Kobe is the favorite because it’s really an individual award only based loosely on team accomplishments. Only 3 of last 10 MVPs played for the league champion.
How much better are the Pistons because of Chauncey Billups? How many fewer games would LA win without Kobe? The writers and broadcasters interpret what “Most Valuable” means.
And in its 50 years of existence – No Piston has pocketed a Podoloff.”
C’mon, admit it. You didn’t know what the Maurice Podoloff Award was. Podoloff founded the Basketball Association of America in 1946 and negotiated a merger with the National Basketball League to form the NBA in 1949. He became the NBA’s first commissioner; negotiated the league’s first TV contract and had the MVP Award named after him.

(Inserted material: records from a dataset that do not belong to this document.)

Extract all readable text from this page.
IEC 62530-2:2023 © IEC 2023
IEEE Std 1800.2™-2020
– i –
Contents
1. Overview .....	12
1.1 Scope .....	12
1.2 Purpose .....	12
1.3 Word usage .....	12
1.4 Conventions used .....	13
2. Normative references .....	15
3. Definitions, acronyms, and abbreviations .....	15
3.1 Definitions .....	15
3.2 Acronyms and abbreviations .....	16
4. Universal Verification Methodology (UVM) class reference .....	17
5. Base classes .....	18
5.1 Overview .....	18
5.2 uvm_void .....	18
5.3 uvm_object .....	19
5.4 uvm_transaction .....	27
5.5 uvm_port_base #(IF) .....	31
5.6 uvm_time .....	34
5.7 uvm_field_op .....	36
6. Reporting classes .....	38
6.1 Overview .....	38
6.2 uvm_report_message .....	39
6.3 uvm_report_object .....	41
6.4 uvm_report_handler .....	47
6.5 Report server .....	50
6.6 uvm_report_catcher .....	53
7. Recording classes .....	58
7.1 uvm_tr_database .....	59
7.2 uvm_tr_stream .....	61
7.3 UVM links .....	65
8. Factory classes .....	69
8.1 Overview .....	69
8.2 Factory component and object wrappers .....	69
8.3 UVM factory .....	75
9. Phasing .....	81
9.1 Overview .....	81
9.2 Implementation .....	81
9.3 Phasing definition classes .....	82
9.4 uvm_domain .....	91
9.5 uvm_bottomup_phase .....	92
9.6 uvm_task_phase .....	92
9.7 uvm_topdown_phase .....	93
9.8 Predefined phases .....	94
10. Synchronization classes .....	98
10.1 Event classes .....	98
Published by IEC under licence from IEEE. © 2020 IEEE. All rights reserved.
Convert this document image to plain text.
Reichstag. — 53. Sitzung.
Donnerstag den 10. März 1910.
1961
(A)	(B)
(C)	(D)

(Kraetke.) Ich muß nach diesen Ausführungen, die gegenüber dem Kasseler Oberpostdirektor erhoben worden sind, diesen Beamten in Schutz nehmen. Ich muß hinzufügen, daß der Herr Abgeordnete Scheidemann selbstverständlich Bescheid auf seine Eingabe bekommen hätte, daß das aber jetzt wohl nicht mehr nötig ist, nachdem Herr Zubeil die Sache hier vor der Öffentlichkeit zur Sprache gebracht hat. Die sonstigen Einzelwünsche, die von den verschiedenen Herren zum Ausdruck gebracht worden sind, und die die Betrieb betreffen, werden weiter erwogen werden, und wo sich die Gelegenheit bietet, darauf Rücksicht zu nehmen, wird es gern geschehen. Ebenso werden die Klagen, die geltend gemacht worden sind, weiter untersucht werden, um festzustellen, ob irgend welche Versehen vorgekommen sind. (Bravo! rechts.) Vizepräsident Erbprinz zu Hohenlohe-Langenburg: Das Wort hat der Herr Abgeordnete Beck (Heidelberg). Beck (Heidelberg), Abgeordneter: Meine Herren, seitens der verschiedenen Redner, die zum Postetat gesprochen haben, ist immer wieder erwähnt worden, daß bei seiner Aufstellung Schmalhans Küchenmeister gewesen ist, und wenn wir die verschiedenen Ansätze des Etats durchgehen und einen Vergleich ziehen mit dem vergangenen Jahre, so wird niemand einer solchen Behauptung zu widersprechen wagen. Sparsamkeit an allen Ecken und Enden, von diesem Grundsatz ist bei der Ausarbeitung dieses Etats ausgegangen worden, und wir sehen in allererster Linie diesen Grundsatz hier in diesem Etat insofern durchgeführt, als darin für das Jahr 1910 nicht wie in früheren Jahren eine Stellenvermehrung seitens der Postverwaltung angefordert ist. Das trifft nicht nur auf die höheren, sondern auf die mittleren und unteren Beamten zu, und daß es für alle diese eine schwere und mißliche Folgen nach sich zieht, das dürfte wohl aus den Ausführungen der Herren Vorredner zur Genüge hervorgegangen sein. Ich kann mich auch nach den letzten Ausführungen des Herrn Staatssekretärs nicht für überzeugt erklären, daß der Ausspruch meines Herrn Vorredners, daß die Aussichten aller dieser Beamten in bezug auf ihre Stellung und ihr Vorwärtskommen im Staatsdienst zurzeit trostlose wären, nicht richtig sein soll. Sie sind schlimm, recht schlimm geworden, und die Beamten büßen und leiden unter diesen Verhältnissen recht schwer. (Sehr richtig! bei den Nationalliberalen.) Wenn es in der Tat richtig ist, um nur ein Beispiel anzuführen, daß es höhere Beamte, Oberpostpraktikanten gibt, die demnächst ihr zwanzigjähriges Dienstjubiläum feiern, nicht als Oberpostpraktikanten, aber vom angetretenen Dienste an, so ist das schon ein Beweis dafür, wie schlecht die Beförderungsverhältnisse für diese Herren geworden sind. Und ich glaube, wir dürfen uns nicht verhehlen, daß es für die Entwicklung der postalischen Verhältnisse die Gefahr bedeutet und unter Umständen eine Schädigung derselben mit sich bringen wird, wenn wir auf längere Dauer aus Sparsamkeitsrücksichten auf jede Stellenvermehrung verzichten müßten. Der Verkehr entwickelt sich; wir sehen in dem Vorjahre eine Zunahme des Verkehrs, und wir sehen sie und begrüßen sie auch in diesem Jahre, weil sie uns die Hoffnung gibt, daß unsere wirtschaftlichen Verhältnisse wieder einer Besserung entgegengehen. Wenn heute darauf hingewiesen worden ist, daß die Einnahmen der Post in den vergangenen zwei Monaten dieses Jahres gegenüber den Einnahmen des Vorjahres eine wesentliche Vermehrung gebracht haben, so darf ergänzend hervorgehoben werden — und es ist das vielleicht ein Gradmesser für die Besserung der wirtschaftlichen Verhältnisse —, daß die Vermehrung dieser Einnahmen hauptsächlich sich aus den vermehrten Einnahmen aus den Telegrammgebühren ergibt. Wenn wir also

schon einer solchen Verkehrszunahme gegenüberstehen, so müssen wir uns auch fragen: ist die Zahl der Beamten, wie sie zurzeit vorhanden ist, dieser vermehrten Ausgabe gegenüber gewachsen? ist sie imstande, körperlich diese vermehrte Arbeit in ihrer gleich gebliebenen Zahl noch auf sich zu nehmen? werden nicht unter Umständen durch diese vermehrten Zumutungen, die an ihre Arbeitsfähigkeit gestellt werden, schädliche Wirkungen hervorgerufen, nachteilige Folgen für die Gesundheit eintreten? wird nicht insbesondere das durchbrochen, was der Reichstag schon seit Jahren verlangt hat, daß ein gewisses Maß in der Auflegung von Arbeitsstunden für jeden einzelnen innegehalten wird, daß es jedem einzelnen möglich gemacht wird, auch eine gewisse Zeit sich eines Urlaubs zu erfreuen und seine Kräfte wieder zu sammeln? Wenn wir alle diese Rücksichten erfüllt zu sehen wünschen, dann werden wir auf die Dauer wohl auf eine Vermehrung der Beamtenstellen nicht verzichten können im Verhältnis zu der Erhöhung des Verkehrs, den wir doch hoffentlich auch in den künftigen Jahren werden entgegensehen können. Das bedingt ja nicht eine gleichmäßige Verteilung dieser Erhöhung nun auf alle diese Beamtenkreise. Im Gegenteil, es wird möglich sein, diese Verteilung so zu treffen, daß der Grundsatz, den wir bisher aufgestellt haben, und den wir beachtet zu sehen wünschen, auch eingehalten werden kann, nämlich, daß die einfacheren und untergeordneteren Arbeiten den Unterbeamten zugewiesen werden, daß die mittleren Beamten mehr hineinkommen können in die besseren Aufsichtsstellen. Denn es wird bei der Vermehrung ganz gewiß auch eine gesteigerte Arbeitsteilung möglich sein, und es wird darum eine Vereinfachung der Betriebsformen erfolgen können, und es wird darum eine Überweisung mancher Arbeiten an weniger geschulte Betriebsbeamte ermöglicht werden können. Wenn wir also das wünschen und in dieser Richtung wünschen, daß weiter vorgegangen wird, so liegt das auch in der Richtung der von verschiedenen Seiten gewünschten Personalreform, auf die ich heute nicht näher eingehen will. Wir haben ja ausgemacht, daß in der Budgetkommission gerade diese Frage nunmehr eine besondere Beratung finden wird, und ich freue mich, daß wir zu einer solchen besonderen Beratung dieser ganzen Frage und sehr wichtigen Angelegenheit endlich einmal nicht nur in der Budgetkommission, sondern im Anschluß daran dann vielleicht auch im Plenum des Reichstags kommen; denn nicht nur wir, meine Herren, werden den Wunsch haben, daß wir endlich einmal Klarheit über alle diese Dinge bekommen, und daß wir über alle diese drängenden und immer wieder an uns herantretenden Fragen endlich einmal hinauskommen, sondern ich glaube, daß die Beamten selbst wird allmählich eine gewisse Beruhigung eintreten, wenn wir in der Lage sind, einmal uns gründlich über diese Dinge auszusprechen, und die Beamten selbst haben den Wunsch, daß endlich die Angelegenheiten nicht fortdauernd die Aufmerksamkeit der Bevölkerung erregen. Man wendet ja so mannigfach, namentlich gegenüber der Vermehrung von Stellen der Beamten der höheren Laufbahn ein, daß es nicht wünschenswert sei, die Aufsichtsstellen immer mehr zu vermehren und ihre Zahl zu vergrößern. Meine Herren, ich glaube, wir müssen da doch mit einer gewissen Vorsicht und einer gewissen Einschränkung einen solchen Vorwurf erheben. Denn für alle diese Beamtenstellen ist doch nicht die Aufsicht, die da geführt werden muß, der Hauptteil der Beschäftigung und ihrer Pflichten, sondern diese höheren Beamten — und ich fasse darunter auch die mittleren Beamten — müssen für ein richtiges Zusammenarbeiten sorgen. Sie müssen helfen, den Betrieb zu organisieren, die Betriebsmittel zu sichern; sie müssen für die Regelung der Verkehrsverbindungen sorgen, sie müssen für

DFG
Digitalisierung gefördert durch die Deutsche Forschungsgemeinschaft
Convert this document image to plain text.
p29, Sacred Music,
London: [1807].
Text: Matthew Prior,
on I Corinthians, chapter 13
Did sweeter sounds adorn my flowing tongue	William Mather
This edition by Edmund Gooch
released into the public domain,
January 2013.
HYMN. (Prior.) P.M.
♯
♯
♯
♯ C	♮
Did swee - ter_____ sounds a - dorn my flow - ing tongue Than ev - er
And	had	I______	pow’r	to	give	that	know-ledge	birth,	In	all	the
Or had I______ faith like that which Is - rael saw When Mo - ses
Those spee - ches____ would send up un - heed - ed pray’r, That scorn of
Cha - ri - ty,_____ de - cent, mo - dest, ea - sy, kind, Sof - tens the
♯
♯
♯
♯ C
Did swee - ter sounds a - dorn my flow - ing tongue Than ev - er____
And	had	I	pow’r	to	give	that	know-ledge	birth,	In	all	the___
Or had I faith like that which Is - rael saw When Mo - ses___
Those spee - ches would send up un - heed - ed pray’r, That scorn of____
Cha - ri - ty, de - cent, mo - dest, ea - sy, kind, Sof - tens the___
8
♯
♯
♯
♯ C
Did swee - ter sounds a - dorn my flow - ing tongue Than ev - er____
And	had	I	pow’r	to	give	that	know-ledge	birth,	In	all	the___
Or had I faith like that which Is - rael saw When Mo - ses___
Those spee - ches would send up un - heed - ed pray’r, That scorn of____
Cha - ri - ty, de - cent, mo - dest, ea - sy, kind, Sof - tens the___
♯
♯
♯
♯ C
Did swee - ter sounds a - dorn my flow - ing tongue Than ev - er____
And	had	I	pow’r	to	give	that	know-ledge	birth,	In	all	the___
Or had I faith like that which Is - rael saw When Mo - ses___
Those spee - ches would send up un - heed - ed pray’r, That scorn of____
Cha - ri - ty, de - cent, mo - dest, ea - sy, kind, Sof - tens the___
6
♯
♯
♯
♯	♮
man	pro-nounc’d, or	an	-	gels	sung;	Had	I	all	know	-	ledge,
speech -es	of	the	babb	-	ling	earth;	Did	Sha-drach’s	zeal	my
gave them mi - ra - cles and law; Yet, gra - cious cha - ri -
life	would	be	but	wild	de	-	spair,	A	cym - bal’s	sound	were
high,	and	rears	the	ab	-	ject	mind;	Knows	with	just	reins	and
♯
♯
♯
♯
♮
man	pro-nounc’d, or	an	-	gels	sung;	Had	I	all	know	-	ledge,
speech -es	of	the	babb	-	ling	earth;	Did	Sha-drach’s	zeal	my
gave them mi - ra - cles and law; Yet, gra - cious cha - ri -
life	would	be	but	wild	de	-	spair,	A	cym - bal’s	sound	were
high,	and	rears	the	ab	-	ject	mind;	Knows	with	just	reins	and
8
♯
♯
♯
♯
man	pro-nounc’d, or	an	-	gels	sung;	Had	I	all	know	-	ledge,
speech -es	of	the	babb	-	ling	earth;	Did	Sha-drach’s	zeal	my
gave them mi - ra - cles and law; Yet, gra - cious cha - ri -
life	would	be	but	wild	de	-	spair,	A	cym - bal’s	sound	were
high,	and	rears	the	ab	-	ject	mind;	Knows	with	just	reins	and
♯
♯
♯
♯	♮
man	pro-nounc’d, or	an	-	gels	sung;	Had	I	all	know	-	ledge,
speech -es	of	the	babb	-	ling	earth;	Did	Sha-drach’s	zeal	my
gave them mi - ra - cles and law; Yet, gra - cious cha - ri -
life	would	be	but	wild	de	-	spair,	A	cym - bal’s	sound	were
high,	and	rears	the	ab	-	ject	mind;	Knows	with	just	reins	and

What nobody has done in the NBA, however, is define what the criteria are for determining who wins the award.
Baseball has brief guidelines, calling it, “An award given to a player in each league by the Baseball Writers Association of America for overall contribution to a team's success.”
The NBA leaves the interpretation up to the voters, a select group of writers and broadcasters.
Kobe’s Lakers are 23-20, a bit above the middle of the pack, while the Pistons are 37-6. So, how much of the Pistons success is attributable to Billups, and how awful would the Lakers be without Kobe? No one can answer those questions, and since there is no formula, picking the Podoloff Award winner can be very curious proposition.
In dominating the Lakers and moving to 37-5, Piston fans had their most visual example of how their team contrasts most teams in the league. Since Rasheed Wallace arrived in February 2004, the Pistons have had the same starting five for 198 regular season and playoff games, while Kobe is the only remaining Laker from the team that lost to the Pistons in the 2004 Finals.
It’s also ironic that the man mainly responsible for shadowing Kobe the last few years is also his mirror opposite. Unlike Kobe, Tayshaun Prince occasionally has to be asked to shoot more and play a bit more selfishly.
That’s exactly what hurts Chauncey’s chances against Kobe. He can take over a game, but will always acquiesce to the hot hand. Flip Saunders likes to compare the unselfishness and teamwork of his Pistons to the Knicks teams Flip loved to watch as a kid -- and Chauncey is the Walt Frazier of this Piston 5. The Knicks won the titles in 1970 and 1973, led by the great point guard, Frazier, who never won an MVP Award.
It’s easier selecting an NBA Finals MVP because now you’re talking about a seven-game season with two teams that are already Conference champions. The team that wins usually has an obvious MVP and Joe Dumars in 1989 and Billups in 2004 generated no arguments.
Meanwhile, Podoloff died in 1985 at the age of 95, so we can’t ask him how he’d like to define his award. But as a basketball purist, born in 1890, a few years before James Naismith invented the game, I’d guess he’d always go with the guy who put the team above personal goals.
Judging that way, who’d be your Podoloff for 2006?